Myriam Héaulmé contact






Faire acte de retenir, de redonner à voir.
Va et vient entre le sens propre et le sens figuré, comme une passerelle entre le psychique : les idées, le
souvenir, ce qui s’imprime dans mon esprit ; et la transcription de cet état : l’image qui est donnée à voir.
Ces photographies sont la métaphore d’une pensée, d’une situation déjà vécue. Je fouille dans le for intérieur de ma mémoire. Quelles images me reste-t- il au fil des mois, des années, une couleur, un visage ?





Addition d’éléments récurrents : l’image d’un arbre, d’une maison, d’une porte, ...
C’est avant tout l’étrangeté d’une situation ou la beauté d’une lumière qui me décide à enregistrer, à garder l’image dans le temps.
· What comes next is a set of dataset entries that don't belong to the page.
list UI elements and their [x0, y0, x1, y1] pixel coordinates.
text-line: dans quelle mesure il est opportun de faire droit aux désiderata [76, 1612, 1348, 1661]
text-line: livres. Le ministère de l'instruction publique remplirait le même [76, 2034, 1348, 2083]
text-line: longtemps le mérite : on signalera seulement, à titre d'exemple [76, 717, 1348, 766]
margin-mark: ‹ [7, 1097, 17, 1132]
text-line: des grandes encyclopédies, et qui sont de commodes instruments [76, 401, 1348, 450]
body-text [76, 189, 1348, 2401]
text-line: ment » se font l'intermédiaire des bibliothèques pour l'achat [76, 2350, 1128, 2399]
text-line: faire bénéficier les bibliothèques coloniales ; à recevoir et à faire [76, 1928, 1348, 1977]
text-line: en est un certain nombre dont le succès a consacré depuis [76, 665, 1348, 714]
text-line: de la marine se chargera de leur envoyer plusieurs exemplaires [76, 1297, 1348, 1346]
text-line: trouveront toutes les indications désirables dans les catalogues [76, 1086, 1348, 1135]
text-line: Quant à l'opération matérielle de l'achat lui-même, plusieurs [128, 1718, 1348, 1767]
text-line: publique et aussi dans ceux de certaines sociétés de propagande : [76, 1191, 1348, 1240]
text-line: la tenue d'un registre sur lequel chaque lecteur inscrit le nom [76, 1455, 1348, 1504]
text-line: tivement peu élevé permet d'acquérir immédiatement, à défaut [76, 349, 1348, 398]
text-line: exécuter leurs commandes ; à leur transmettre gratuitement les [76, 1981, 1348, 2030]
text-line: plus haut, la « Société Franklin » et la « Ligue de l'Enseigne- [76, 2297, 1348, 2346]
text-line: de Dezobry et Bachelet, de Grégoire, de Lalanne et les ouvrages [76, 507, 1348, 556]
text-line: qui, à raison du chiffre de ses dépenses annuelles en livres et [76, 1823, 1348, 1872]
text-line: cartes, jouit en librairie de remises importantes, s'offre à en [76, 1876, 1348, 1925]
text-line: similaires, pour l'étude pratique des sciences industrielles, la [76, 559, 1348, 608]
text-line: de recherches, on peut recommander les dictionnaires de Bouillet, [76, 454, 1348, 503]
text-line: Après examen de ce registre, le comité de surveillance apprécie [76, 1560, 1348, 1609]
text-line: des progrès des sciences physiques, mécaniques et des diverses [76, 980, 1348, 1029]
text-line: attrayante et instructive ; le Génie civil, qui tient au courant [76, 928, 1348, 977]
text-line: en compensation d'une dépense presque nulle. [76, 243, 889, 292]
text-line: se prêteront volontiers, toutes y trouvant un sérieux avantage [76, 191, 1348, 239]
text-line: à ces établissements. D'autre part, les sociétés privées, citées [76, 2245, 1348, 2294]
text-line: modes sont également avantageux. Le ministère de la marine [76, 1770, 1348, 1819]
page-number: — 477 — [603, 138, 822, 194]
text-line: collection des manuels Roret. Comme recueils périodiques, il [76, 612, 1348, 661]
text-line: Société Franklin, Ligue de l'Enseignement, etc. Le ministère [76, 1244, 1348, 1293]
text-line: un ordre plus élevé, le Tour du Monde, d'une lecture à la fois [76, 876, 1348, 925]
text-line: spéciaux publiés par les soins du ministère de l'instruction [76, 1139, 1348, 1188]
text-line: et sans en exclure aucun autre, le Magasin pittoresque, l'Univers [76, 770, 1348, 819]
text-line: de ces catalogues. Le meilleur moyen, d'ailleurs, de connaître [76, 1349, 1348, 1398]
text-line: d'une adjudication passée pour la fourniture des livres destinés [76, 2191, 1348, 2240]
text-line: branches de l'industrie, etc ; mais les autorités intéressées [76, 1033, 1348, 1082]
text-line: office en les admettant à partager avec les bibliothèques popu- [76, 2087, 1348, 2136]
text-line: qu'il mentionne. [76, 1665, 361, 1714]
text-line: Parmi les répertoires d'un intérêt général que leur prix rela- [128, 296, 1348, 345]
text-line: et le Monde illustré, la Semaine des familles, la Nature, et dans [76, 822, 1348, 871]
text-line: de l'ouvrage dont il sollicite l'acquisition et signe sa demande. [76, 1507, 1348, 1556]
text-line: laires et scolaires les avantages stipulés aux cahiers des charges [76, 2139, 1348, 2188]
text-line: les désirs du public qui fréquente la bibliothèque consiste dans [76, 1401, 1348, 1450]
Mais ce peut-être aussi l’absurdité, la perte de sens des mots, d’une phrase qui m’incite à établir un aller-retour entre les mots et l’image.
Aujourd’hui, je broie du noir,1,2, est un diptyque. La mise en scène donne la possibilité d’illustrer mot pour mot l’idée projetée par le titre, alors que l’attitude de la femme le mime en deux gestes : clin d’œil imagé du sens propre au sens figuré. Double représentation de l’idée, quête de la distance « juste ».
Il en va de même avec le triptyque A la trappe, qui par l’ambiguïté du titre et de la fresque laisse libre le spectateur d’entrer en fiction, tel un jeu de piste, livré à lui-même avec quelques indices.
Imprégnée de peintures, de photographies, c’est avant tout la qualité de disponibilité et de présence dans l’instant donné qui me permet la naissance de l’image. Et c’est là que tout commence.
Originaire de la région nantaise, c’est après des études aux Beaux arts et en Histoire de l’art à Nantes que Myriam Héaulmé rentre à l’Ecole Nationale de Photographie d’Arles. Diplômée en Juin 2003, elle poursuit sa démarche plastique.